Ce magistrat a rendu compte des plaidoiries dans le délibéré de la cour, composée de :
Mme Anne FABERT, Conseillère faisant fonction de Président
M. François-Xavier KOEHL, Conseiller
M. Benoit DEVIGNOT, Conseiller
Greffier, lors des débats : Madame Sylvie MATHIS, Greffier
ARRÊT : Contradictoire
Prononcé publiquement par mise à disposition de l’arrêt au greffe de la cour, les parties en ayant été préalablement avisées dans les conditions prévues au deuxième alinéa de l’article 450 du code de procédure civile ;
Signé par Mme Anne FABERT, Conseillère faisant fonction de Présidente, et par Madame Sylvie MATHIS, Greffier, auquel la minute de la décision a été remise par le magistrat signataire.
EXPOSE DU LITIGE
M. [M] [G], né le 25 mai 1941, a travaillé du 3 octobre 1955 au 1er décembre 1971 pour la société [24] en qualité d’apprenti, aide-maçon et pontier, puis du 2 décembre 1971 au 31 mai 1996 pour le compte de la société [21], aux droits de laquelle vient la société [8], puis la SAS [9], aux postes d’ouvrier et de technicien.

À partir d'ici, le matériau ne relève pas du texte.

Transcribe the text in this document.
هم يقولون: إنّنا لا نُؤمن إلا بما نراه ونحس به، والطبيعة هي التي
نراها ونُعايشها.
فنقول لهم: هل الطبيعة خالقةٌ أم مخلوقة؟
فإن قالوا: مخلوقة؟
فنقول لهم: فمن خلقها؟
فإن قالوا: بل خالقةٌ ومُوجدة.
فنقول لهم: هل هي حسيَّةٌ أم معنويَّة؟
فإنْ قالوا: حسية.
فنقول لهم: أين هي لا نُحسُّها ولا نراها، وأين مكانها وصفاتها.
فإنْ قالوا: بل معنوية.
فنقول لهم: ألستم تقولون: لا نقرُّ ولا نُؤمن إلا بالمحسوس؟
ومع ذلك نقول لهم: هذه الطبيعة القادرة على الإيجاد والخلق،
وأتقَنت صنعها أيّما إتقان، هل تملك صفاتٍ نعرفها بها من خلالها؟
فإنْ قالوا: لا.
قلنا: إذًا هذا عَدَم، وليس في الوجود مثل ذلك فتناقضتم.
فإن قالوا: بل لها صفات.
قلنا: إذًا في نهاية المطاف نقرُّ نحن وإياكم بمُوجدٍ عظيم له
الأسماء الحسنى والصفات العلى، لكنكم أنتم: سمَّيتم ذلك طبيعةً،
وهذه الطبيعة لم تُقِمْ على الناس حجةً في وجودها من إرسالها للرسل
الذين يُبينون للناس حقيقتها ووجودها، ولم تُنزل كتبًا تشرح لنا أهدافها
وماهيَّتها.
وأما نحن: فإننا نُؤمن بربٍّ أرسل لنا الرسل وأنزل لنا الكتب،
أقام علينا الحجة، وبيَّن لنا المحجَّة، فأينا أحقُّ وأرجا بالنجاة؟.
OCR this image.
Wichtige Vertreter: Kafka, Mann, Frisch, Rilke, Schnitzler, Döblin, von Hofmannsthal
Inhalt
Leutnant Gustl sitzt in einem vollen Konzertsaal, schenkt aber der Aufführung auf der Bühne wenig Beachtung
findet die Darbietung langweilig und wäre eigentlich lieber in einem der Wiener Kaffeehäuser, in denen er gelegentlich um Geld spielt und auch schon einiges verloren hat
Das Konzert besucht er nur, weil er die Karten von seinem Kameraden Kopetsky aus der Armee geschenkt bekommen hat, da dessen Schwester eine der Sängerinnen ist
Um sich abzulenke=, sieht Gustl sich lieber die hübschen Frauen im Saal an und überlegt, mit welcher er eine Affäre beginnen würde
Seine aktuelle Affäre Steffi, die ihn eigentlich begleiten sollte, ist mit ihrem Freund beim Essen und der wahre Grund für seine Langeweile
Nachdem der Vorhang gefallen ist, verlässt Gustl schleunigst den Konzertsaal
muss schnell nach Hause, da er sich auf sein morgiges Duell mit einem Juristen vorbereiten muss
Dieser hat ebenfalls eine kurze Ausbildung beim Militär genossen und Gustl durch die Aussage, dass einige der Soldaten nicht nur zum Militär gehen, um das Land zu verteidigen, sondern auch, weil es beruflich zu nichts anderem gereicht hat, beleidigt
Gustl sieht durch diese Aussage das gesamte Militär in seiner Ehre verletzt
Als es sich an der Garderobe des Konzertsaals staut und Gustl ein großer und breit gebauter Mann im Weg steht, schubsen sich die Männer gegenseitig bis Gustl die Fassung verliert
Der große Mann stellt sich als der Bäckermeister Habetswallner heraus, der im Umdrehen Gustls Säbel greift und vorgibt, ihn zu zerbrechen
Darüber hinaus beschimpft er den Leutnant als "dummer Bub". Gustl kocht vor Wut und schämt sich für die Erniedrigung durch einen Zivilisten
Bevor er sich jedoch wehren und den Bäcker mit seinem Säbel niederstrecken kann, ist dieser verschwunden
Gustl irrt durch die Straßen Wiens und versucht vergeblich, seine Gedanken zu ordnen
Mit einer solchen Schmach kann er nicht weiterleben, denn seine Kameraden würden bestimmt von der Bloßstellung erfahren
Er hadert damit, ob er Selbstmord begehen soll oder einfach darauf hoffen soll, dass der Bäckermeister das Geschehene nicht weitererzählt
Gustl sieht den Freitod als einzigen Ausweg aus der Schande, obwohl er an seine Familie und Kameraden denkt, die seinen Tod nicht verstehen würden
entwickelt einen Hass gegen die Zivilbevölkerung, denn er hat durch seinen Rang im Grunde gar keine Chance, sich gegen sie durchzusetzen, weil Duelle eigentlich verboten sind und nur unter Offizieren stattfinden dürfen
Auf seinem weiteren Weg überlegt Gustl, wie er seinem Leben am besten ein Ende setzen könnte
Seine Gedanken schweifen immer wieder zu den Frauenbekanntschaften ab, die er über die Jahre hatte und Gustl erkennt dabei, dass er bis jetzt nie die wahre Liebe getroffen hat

Par formulaire du 8 novembre 2017, M. [G] a déclaré à la [10] (caisse ou [12]) de Moselle une pathologie sous forme d’un « cancer du poumon », en joignant à sa demande de reconnaissance un certificat médical initial du docteur [T] du 7 août 2017.
Par décision du 3 avril 2018, la caisse a pris en charge la maladie « cancer broncho-pulmonaire » de M. [G] au titre du tableau n°30bis des maladies professionnelles, relatif aux cancers broncho-pulmonaires provoqués par l’inhalation de poussières d’amiante.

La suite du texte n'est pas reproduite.